Perez-Diaz, who was first elected to the state board in 2012, got 54.8% of the unofficial final vote, while Morrow, the Republican nominee and insurance salesman, got 45.2%.
District 3 stretches from the US-Mexico border to Gonzales County and includes DeWitt, Lavaca, and Goliad counties at the crossroads.
During the campaign, Perez-Diaz stressed that one of his priorities was to bring teachers and students into the conversation about education.
“It’s always very powerful to hear from members of the community who are passionate about this, the issues we address on the state board, but there’s nothing quite like hearing from young people who are directly affected by the standards we set,” she said. said in October. “So, throughout my tenure on the board, I have been committed to ensuring that we bring the voices of young people and current practitioners to the fore.”
As a member of the state board, Perez-Diaz will continue to play an important role in the governance of public education statewide.
The board exercises significant influence over educational standards and school materials in Texas public schools, as well as the approval process for new charter schools.
However, Perez-Diaz and the other Democrats on the board will, once again, find themselves squarely in the minority when they return to Austin.
The GOP held nine of 15 council seats ahead of Tuesday’s election and held that majority, with every Republican seat remaining Republican.
Only one race, the District 2 contest that covers most of the crossroads, has yet to be called, but unofficial final results show Republican LJ Francis seeking a slim victory to topple the district for the GOP.
Either way, Tuesday’s election allowed the GOP to retain control of the state council after an election cycle often centered on Republican opposition to what they saw as critical race theory in the United States. Texas public schools.

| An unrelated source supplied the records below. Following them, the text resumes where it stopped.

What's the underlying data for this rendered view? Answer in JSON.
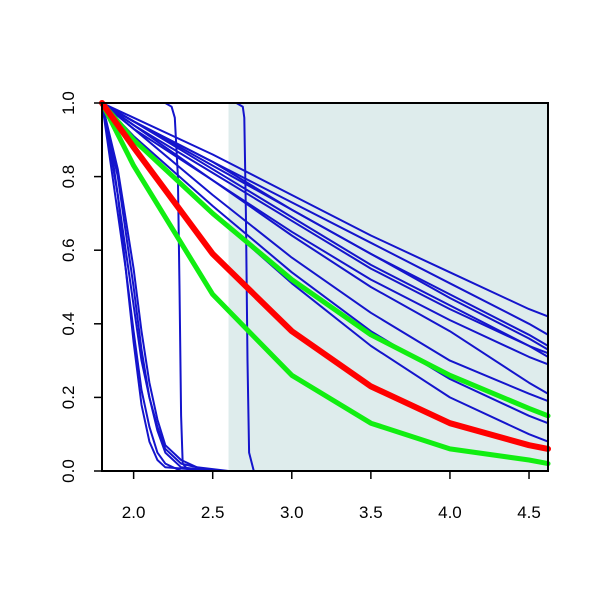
{
  "chart_data": {
    "type": "line",
    "title": "",
    "xlabel": "",
    "ylabel": "",
    "xlim": [
      1.8,
      4.62
    ],
    "ylim": [
      0.0,
      1.0
    ],
    "x_ticks": [
      2.0,
      2.5,
      3.0,
      3.5,
      4.0,
      4.5
    ],
    "x_tick_labels": [
      "2.0",
      "2.5",
      "3.0",
      "3.5",
      "4.0",
      "4.5"
    ],
    "y_ticks": [
      0.0,
      0.2,
      0.4,
      0.6,
      0.8,
      1.0
    ],
    "y_tick_labels": [
      "0.0",
      "0.2",
      "0.4",
      "0.6",
      "0.8",
      "1.0"
    ],
    "grid": false,
    "legend": "none",
    "shaded_region": {
      "x": [
        2.6,
        4.62
      ],
      "color": "#deecec"
    },
    "colors": {
      "blue": "#1414cc",
      "red": "#ff0000",
      "green": "#11ee11",
      "axis": "#000000"
    },
    "series": [
      {
        "color": "blue",
        "width": 2,
        "x": [
          1.8,
          2.0,
          2.5,
          3.0,
          3.5,
          4.0,
          4.5,
          4.62
        ],
        "values": [
          1.0,
          0.95,
          0.84,
          0.71,
          0.59,
          0.48,
          0.37,
          0.34
        ]
      },
      {
        "color": "blue",
        "width": 2,
        "x": [
          1.8,
          2.0,
          2.5,
          3.0,
          3.5,
          4.0,
          4.5,
          4.62
        ],
        "values": [
          1.0,
          0.95,
          0.82,
          0.69,
          0.56,
          0.45,
          0.34,
          0.31
        ]
      },
      {
        "color": "blue",
        "width": 2,
        "x": [
          1.8,
          2.0,
          2.5,
          3.0,
          3.5,
          4.0,
          4.5,
          4.62
        ],
        "values": [
          1.0,
          0.95,
          0.84,
          0.73,
          0.62,
          0.51,
          0.4,
          0.37
        ]
      },
      {
        "color": "blue",
        "width": 2,
        "x": [
          1.8,
          2.0,
          2.5,
          3.0,
          3.5,
          4.0,
          4.5,
          4.62
        ],
        "values": [
          1.0,
          0.96,
          0.86,
          0.75,
          0.64,
          0.54,
          0.44,
          0.42
        ]
      },
      {
        "color": "blue",
        "width": 2,
        "x": [
          1.8,
          2.0,
          2.5,
          3.0,
          3.5,
          4.0,
          4.5,
          4.62
        ],
        "values": [
          1.0,
          0.95,
          0.83,
          0.71,
          0.59,
          0.47,
          0.36,
          0.33
        ]
      },
      {
        "color": "blue",
        "width": 2,
        "x": [
          1.8,
          2.0,
          2.5,
          3.0,
          3.5,
          4.0,
          4.5,
          4.62
        ],
        "values": [
          1.0,
          0.94,
          0.81,
          0.68,
          0.55,
          0.44,
          0.34,
          0.32
        ]
      },
      {
        "color": "blue",
        "width": 2,
        "x": [
          1.8,
          2.0,
          2.5,
          3.0,
          3.5,
          4.0,
          4.5,
          4.62
        ],
        "values": [
          1.0,
          0.93,
          0.79,
          0.65,
          0.52,
          0.41,
          0.31,
          0.29
        ]
      },
      {
        "color": "blue",
        "width": 2,
        "x": [
          1.8,
          2.0,
          2.5,
          3.0,
          3.5,
          4.0,
          4.5,
          4.62
        ],
        "values": [
          1.0,
          0.94,
          0.79,
          0.64,
          0.5,
          0.38,
          0.24,
          0.21
        ]
      },
      {
        "color": "blue",
        "width": 2,
        "x": [
          1.8,
          2.0,
          2.5,
          3.0,
          3.5,
          4.0,
          4.5,
          4.62
        ],
        "values": [
          1.0,
          0.93,
          0.75,
          0.58,
          0.43,
          0.3,
          0.21,
          0.19
        ]
      },
      {
        "color": "blue",
        "width": 2,
        "x": [
          1.8,
          2.0,
          2.5,
          3.0,
          3.5,
          4.0,
          4.5,
          4.62
        ],
        "values": [
          1.0,
          0.91,
          0.72,
          0.54,
          0.38,
          0.25,
          0.15,
          0.13
        ]
      },
      {
        "color": "blue",
        "width": 2,
        "x": [
          1.8,
          2.0,
          2.5,
          3.0,
          3.5,
          4.0,
          4.5,
          4.62
        ],
        "values": [
          1.0,
          0.9,
          0.7,
          0.51,
          0.34,
          0.2,
          0.1,
          0.08
        ]
      },
      {
        "color": "blue",
        "width": 2,
        "x": [
          1.8,
          1.9,
          2.0,
          2.05,
          2.1,
          2.15,
          2.2,
          2.3,
          2.5,
          3.0,
          4.62
        ],
        "values": [
          1.0,
          0.75,
          0.45,
          0.3,
          0.2,
          0.12,
          0.06,
          0.02,
          0.0,
          0.0,
          0.0
        ]
      },
      {
        "color": "blue",
        "width": 2,
        "x": [
          1.8,
          1.9,
          2.0,
          2.05,
          2.1,
          2.15,
          2.2,
          2.3,
          2.5,
          3.0,
          4.62
        ],
        "values": [
          1.0,
          0.8,
          0.5,
          0.33,
          0.2,
          0.11,
          0.05,
          0.01,
          0.0,
          0.0,
          0.0
        ]
      },
      {
        "color": "blue",
        "width": 2,
        "x": [
          1.8,
          1.9,
          1.95,
          2.0,
          2.05,
          2.1,
          2.15,
          2.2,
          2.3,
          2.5,
          4.62
        ],
        "values": [
          1.0,
          0.7,
          0.55,
          0.38,
          0.22,
          0.12,
          0.05,
          0.02,
          0.0,
          0.0,
          0.0
        ]
      },
      {
        "color": "blue",
        "width": 2,
        "x": [
          1.8,
          1.85,
          1.9,
          1.95,
          2.0,
          2.05,
          2.1,
          2.15,
          2.2,
          2.5,
          4.62
        ],
        "values": [
          1.0,
          0.9,
          0.75,
          0.55,
          0.35,
          0.18,
          0.08,
          0.03,
          0.01,
          0.0,
          0.0
        ]
      },
      {
        "color": "blue",
        "width": 2,
        "x": [
          1.8,
          1.9,
          2.0,
          2.05,
          2.1,
          2.15,
          2.2,
          2.3,
          2.4,
          2.6,
          4.62
        ],
        "values": [
          1.0,
          0.82,
          0.55,
          0.38,
          0.24,
          0.14,
          0.07,
          0.03,
          0.01,
          0.0,
          0.0
        ]
      },
      {
        "color": "blue",
        "width": 2,
        "x": [
          1.8,
          2.2,
          2.24,
          2.26,
          2.28,
          2.29,
          2.3,
          2.31,
          2.35,
          2.5,
          3.0,
          4.62
        ],
        "values": [
          1.0,
          1.0,
          0.99,
          0.96,
          0.8,
          0.5,
          0.15,
          0.02,
          0.0,
          0.0,
          0.0,
          0.0
        ]
      },
      {
        "color": "blue",
        "width": 2,
        "x": [
          1.8,
          2.65,
          2.69,
          2.7,
          2.71,
          2.72,
          2.73,
          2.76,
          3.0,
          4.62
        ],
        "values": [
          1.0,
          1.0,
          0.99,
          0.96,
          0.7,
          0.3,
          0.05,
          0.0,
          0.0,
          0.0
        ]
      },
      {
        "color": "red",
        "width": 6,
        "x": [
          1.8,
          2.0,
          2.5,
          3.0,
          3.5,
          4.0,
          4.5,
          4.62
        ],
        "values": [
          1.0,
          0.88,
          0.59,
          0.38,
          0.23,
          0.13,
          0.07,
          0.06
        ]
      },
      {
        "color": "green",
        "width": 5,
        "x": [
          1.8,
          2.0,
          2.5,
          3.0,
          3.5,
          4.0,
          4.5,
          4.62
        ],
        "values": [
          1.0,
          0.9,
          0.7,
          0.52,
          0.37,
          0.26,
          0.17,
          0.15
        ]
      },
      {
        "color": "green",
        "width": 5,
        "x": [
          1.8,
          2.0,
          2.5,
          3.0,
          3.5,
          4.0,
          4.5,
          4.62
        ],
        "values": [
          1.0,
          0.83,
          0.48,
          0.26,
          0.13,
          0.06,
          0.03,
          0.02
        ]
      }
    ]
  }
}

Morrow was one such candidate, a self-described “conservative Christian” who championed conservative positions on transgender and racial issues.
On Wednesday, Morrow said his loss hurt and he expected to win. However, he said he enjoyed the campaign and did not rule out continued political work in the future.
“I wouldn’t be deterred from trying something like this again,” he said.
The Victoria Advocate could not reach Perez-Diaz on Wednesday to discuss her victory.
Ian Grenier covers K-12 and higher education for the Victoria Advocate. You can reach him at [email protected].